GNU Classpath 0.93 'Dreamland', a core class library for the Java programming language, has been released with lots of enhancements (free swing, html, corba, new i/o, graphics2d/cairo support). The release announcement also details pointers to supported applications and screenshots, the status and future of the 1.4 and 1.5 generics branches. An update on the Summer of Code student work. Plus some prelimenary ideas on cooperating with the Sun GPL OpenJDK Java project. And the GNU Classpath commitments to the Free Software community for the future of various projects around GNU Classpath, the users and GNU/Linux distros relying on GNU Classpath.

Vista: Why Bother?

Steven J. Vaughan-Nichols has written article in which he wonders if your operating system isn't broke, why 'fix' it? If what you're running now works for you, why should you move 'up' to Vista? Joe Wilcox responds to SJVN: "Colleague Steven J. Vaughan-Nichols asks 'If your operating system isn't broke, why 'fix' it?' The very question is the problem. The question reflects a sentiment I hear too often as an excuse for keeping old technologies in place - long after their real usefulness is gone."

David Pogue Reviews Vista

"It doesn't matter what you (or tech reviewers) think of Windows Vista; sooner or later, it's what most people will have on their PCs. In that light, it's fortunate that Vista is better looking, better designed and better insulated against the annoyances of the Internet. At the very least, it's well equipped to pull the world's PCs along for the next five years - or whenever the next version of Windows drops down the chimney." More here. Free registration might be required.

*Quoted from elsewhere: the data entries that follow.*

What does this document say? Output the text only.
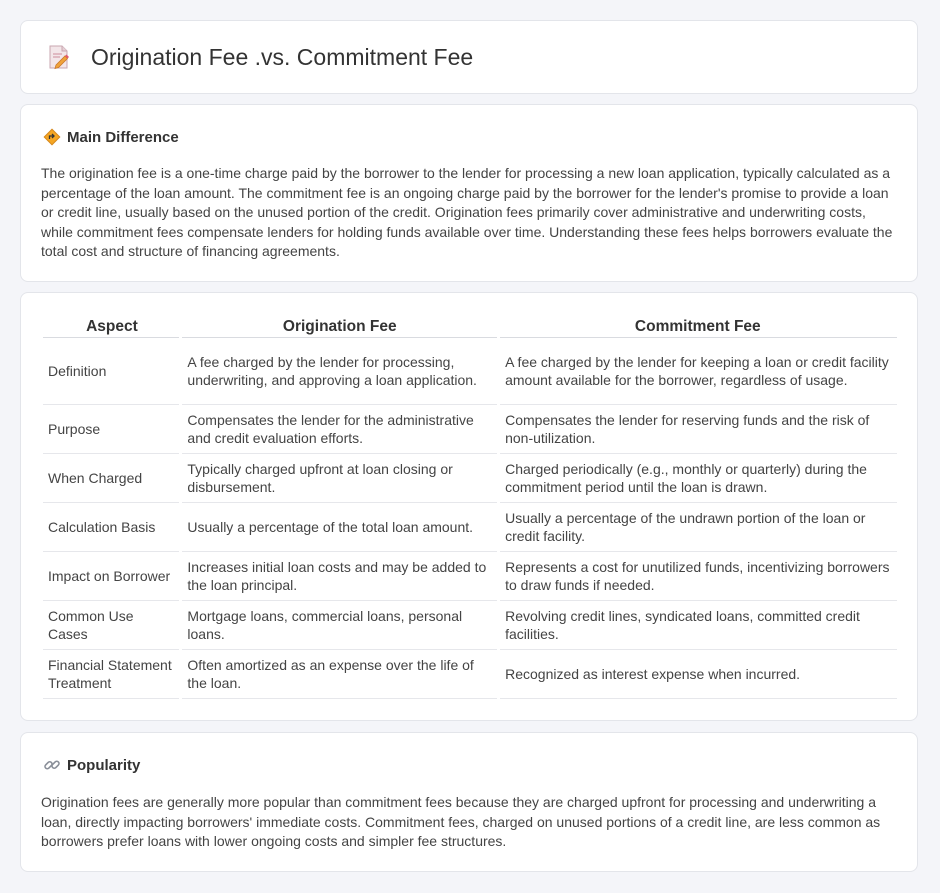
Origination Fee .vs. Commitment Fee
Main Difference
The origination fee is a one-time charge paid by the borrower to the lender for processing a new loan application, typically calculated as a percentage of the loan amount. The commitment fee is an ongoing charge paid by the borrower for the lender's promise to provide a loan or credit line, usually based on the unused portion of the credit. Origination fees primarily cover administrative and underwriting costs, while commitment fees compensate lenders for holding funds available over time. Understanding these fees helps borrowers evaluate the total cost and structure of financing agreements.
Aspect	Origination Fee	Commitment Fee
Definition	A fee charged by the lender for processing, underwriting, and approving a loan application.	A fee charged by the lender for keeping a loan or credit facility amount available for the borrower, regardless of usage.
Purpose	Compensates the lender for the administrative and credit evaluation efforts.	Compensates the lender for reserving funds and the risk of non-utilization.
When Charged	Typically charged upfront at loan closing or disbursement.	Charged periodically (e.g., monthly or quarterly) during the commitment period until the loan is drawn.
Calculation Basis	Usually a percentage of the total loan amount.	Usually a percentage of the undrawn portion of the loan or credit facility.
Impact on Borrower	Increases initial loan costs and may be added to the loan principal.	Represents a cost for unutilized funds, incentivizing borrowers to draw funds if needed.
Common Use Cases	Mortgage loans, commercial loans, personal loans.	Revolving credit lines, syndicated loans, committed credit facilities.
Financial Statement Treatment	Often amortized as an expense over the life of the loan.	Recognized as interest expense when incurred.
Popularity
Origination fees are generally more popular than commitment fees because they are charged upfront for processing and underwriting a loan, directly impacting borrowers' immediate costs. Commitment fees, charged on unused portions of a credit line, are less common as borrowers prefer loans with lower ongoing costs and simpler fee structures.
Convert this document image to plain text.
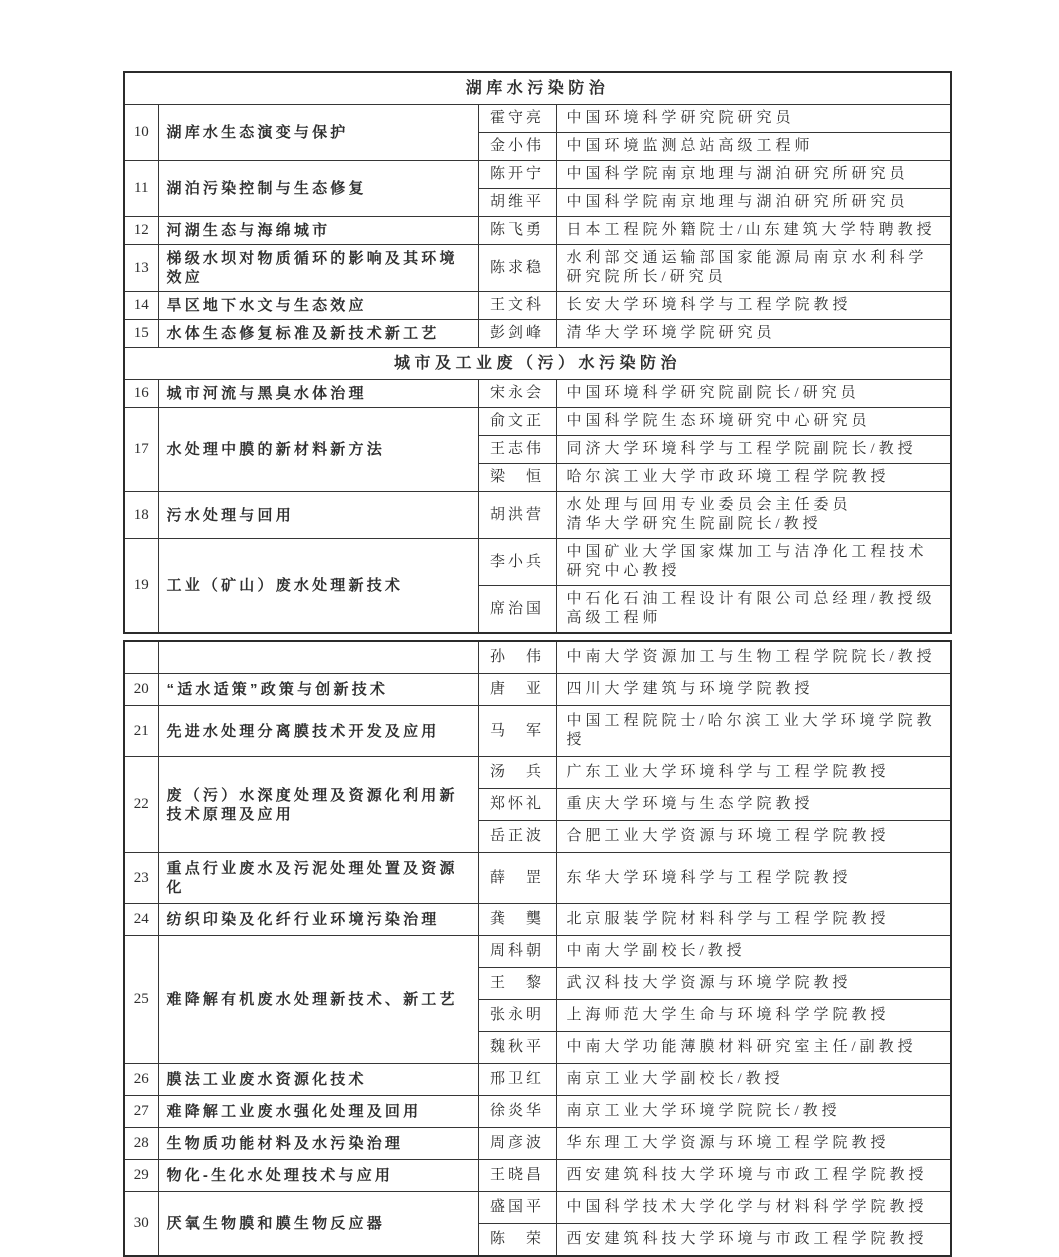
湖库水污染防治			
10	湖库水生态演变与保护	霍守亮	中国环境科学研究院研究员
		金小伟	中国环境监测总站高级工程师
11	湖泊污染控制与生态修复	陈开宁	中国科学院南京地理与湖泊研究所研究员
		胡维平	中国科学院南京地理与湖泊研究所研究员
12	河湖生态与海绵城市	陈飞勇	日本工程院外籍院士/山东建筑大学特聘教授
13	梯级水坝对物质循环的影响及其环境效应	陈求稳	水利部交通运输部国家能源局南京水利科学研究院所长/研究员
14	旱区地下水文与生态效应	王文科	长安大学环境科学与工程学院教授
15	水体生态修复标准及新技术新工艺	彭剑峰	清华大学环境学院研究员
城市及工业废（污）水污染防治			
16	城市河流与黑臭水体治理	宋永会	中国环境科学研究院副院长/研究员
17	水处理中膜的新材料新方法	俞文正	中国科学院生态环境研究中心研究员
		王志伟	同济大学环境科学与工程学院副院长/教授
		梁　恒	哈尔滨工业大学市政环境工程学院教授
18	污水处理与回用	胡洪营	水处理与回用专业委员会主任委员
清华大学研究生院副院长/教授
19	工业（矿山）废水处理新技术	李小兵	中国矿业大学国家煤加工与洁净化工程技术研究中心教授
		席治国	中石化石油工程设计有限公司总经理/教授级高级工程师
		孙　伟	中南大学资源加工与生物工程学院院长/教授
20	“适水适策”政策与创新技术	唐　亚	四川大学建筑与环境学院教授
21	先进水处理分离膜技术开发及应用	马　军	中国工程院院士/哈尔滨工业大学环境学院教授
22	废（污）水深度处理及资源化利用新技术原理及应用	汤　兵	广东工业大学环境科学与工程学院教授
		郑怀礼	重庆大学环境与生态学院教授
		岳正波	合肥工业大学资源与环境工程学院教授
23	重点行业废水及污泥处理处置及资源化	薛　罡	东华大学环境科学与工程学院教授
24	纺织印染及化纤行业环境污染治理	龚　龑	北京服装学院材料科学与工程学院教授
25	难降解有机废水处理新技术、新工艺	周科朝	中南大学副校长/教授
		王　黎	武汉科技大学资源与环境学院教授
		张永明	上海师范大学生命与环境科学学院教授
		魏秋平	中南大学功能薄膜材料研究室主任/副教授
26	膜法工业废水资源化技术	邢卫红	南京工业大学副校长/教授
27	难降解工业废水强化处理及回用	徐炎华	南京工业大学环境学院院长/教授
28	生物质功能材料及水污染治理	周彦波	华东理工大学资源与环境工程学院教授
29	物化-生化水处理技术与应用	王晓昌	西安建筑科技大学环境与市政工程学院教授
30	厌氧生物膜和膜生物反应器	盛国平	中国科学技术大学化学与材料科学学院教授
		陈　荣	西安建筑科技大学环境与市政工程学院教授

Get Vista and Samba to Work

Early adopters of Vista may notice that it will not connect to Samba share folders out of the box. This will be a bit of a pain for many enterprise customers. The technical reason is because Microsoft Vista’s default security policy is to only use NTLMv2 authentication. To get Vista to work with Samba follow this simple tutorial.

Rule-Based Access Control

"Although Web servers can perform user authentication and coarse-grained authorization checking for applications, developers of Web services and SOAs often must write custom code to restrict access to certain features of their system, or customize the behavior or appearance, based on the identity of a user. Embedding authorization checking within an application is inflexible, prone to error, and increases its complexity. What if it were data-driven instead of implemented by program logic?"

RPM: Plans, Goals

"There has been a lot of discussion in the past few months about RPM - its present state, its future plans, and its leadership team. In particular, the Fedora Project has received numerous requests asking us, "what are you guys doing about RPM?" Here is our answer: The Fedora Project is leading the creation of a new community around RPM. One in which the leaders can come from Fedora, from Red Hat, from Novell, from Mandriva, or from anywhere. Job #1 is to take the current RPM codebase and clean it up, and in doing so work with all the other people and groups who rely on RPM to build a first-rate upstream project."

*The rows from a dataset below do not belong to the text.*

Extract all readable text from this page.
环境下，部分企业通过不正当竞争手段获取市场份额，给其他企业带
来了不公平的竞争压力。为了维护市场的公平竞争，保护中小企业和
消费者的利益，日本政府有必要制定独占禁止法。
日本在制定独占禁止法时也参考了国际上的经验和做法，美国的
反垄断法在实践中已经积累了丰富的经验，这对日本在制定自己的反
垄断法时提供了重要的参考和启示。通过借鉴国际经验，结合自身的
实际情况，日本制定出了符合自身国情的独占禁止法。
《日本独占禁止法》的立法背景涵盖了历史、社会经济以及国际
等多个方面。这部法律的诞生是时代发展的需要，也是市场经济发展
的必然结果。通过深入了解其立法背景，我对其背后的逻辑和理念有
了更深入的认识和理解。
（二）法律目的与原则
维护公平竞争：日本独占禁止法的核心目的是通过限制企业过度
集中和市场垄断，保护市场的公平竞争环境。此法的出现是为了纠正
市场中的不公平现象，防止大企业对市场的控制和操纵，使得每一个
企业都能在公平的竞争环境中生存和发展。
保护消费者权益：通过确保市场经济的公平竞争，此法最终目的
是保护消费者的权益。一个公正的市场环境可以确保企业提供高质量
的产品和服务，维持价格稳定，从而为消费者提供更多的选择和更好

Follow Up: Why I Stay with RISC OS

"Gosh! I didn't realize how much discussion my original article would create. A lot of people seemed to accuse me of living in cloud cuckoo land, whereas a lot more agreed with me. I think those who disagreed have either never used RISC OS or just liked a good rant! In either case, I feel compelled to write a short follow up article clarifying some of the points I made in the original article - all of which were perfectly valid." Read the follow up article.

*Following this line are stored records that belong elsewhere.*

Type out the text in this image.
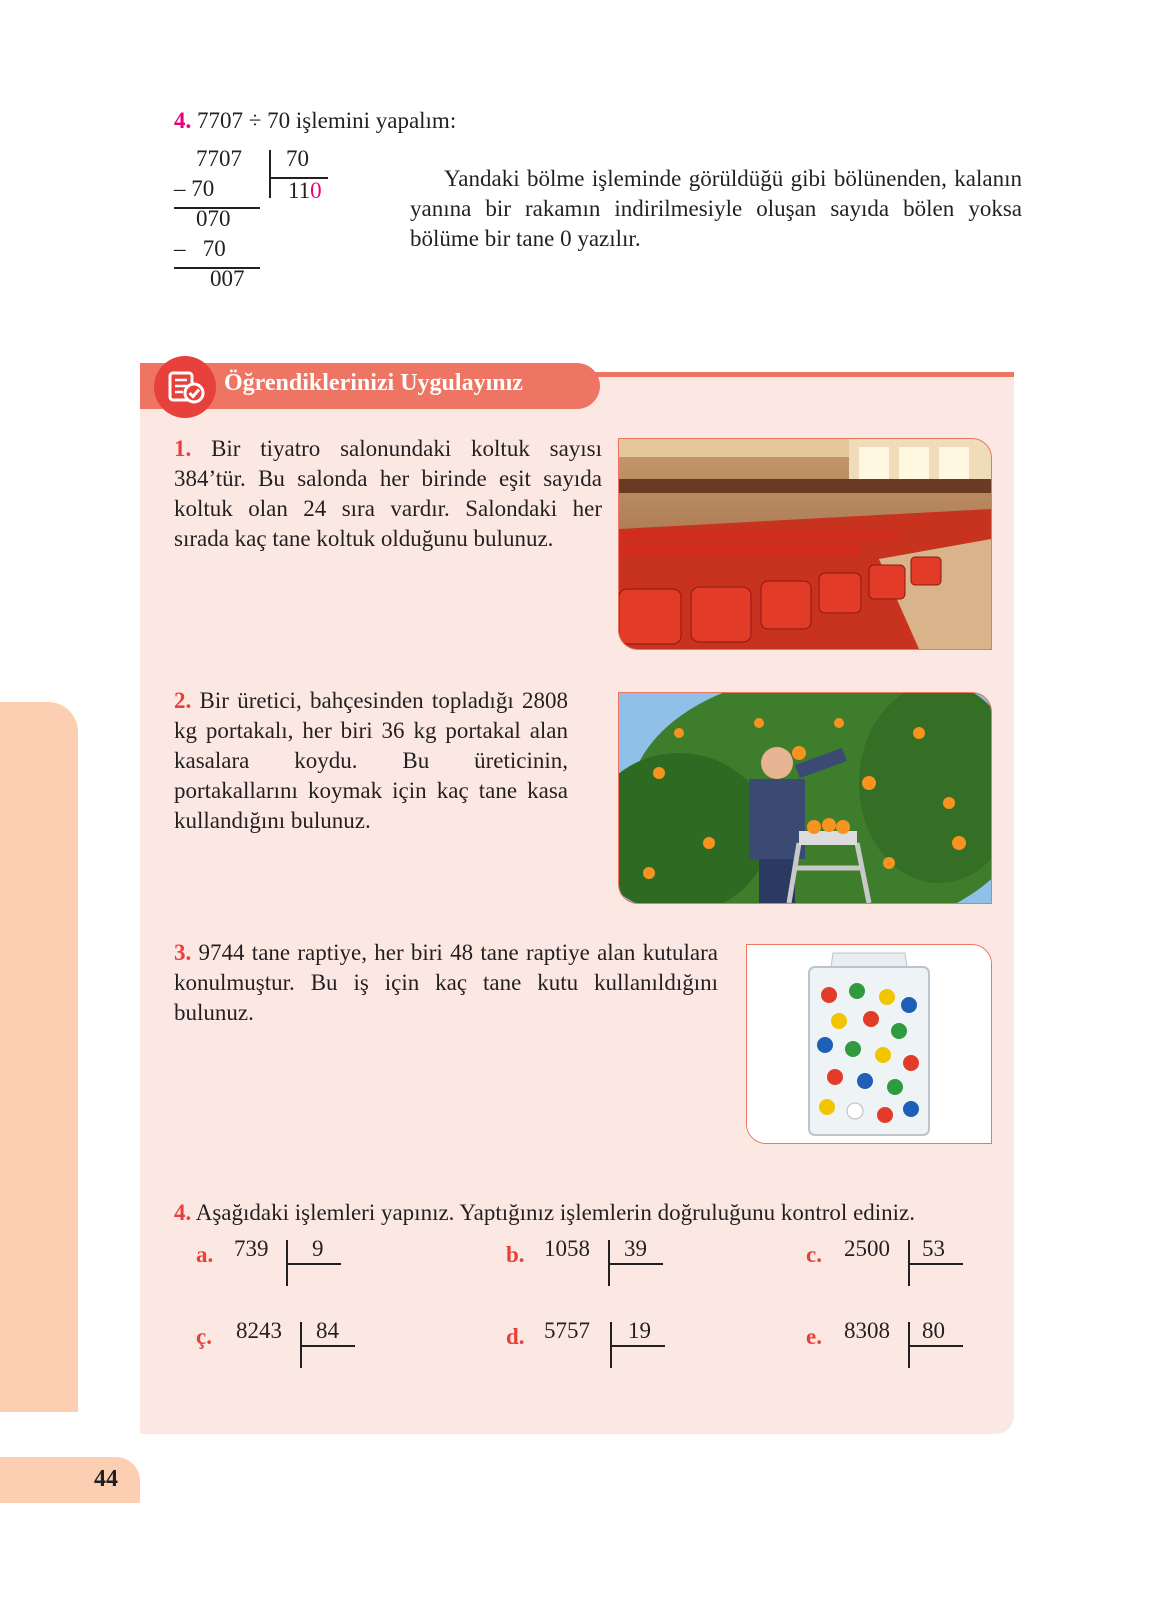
4. 7707 ÷ 70 işlemini yapalım:
7707 70
– 70	110
070
–   70
007
Yandaki bölme işleminde görüldüğü gibi bölünenden, kalanın yanına bir rakamın indirilmesiyle oluşan sayıda bölen yoksa bölüme bir tane 0 yazılır.
44
Öğrendiklerinizi Uygulayınız
1. Bir tiyatro salonundaki koltuk sayısı 384’tür. Bu salonda her birinde eşit sayıda koltuk olan 24 sıra vardır. Salondaki her sırada kaç tane koltuk olduğunu bulunuz.
2. Bir üretici, bahçesinden topladığı 2808 kg portakalı, her biri 36 kg portakal alan kasalara koydu. Bu üreticinin, portakallarını koymak için kaç tane kasa kullandığını bulunuz.
3. 9744 tane raptiye, her biri 48 tane raptiye alan kutulara konulmuştur. Bu iş için kaç tane kutu kullanıldığını bulunuz.
4. Aşağıdaki işlemleri yapınız. Yaptığınız işlemlerin doğruluğunu kontrol ediniz.
a. 739 9	b. 1058 39	c. 2500 53
ç. 8243 84	d. 5757 19	e. 8308 80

Symphony OS 2006-12 Released

The Symphony OS Project is pleased to announce the release of Symphony OS 2006-12. This release, the first since May, brings more stability and enhanced features to the young desktop environment and Linux Distro. Based on Debian Testing, Symphony OS 2006-12 also now includes the gnome-system-tools within it's System target menu providing GUI system management functions that were missing from previous releases. The system also features Firefox 2, many other updated packages, and performance improvements.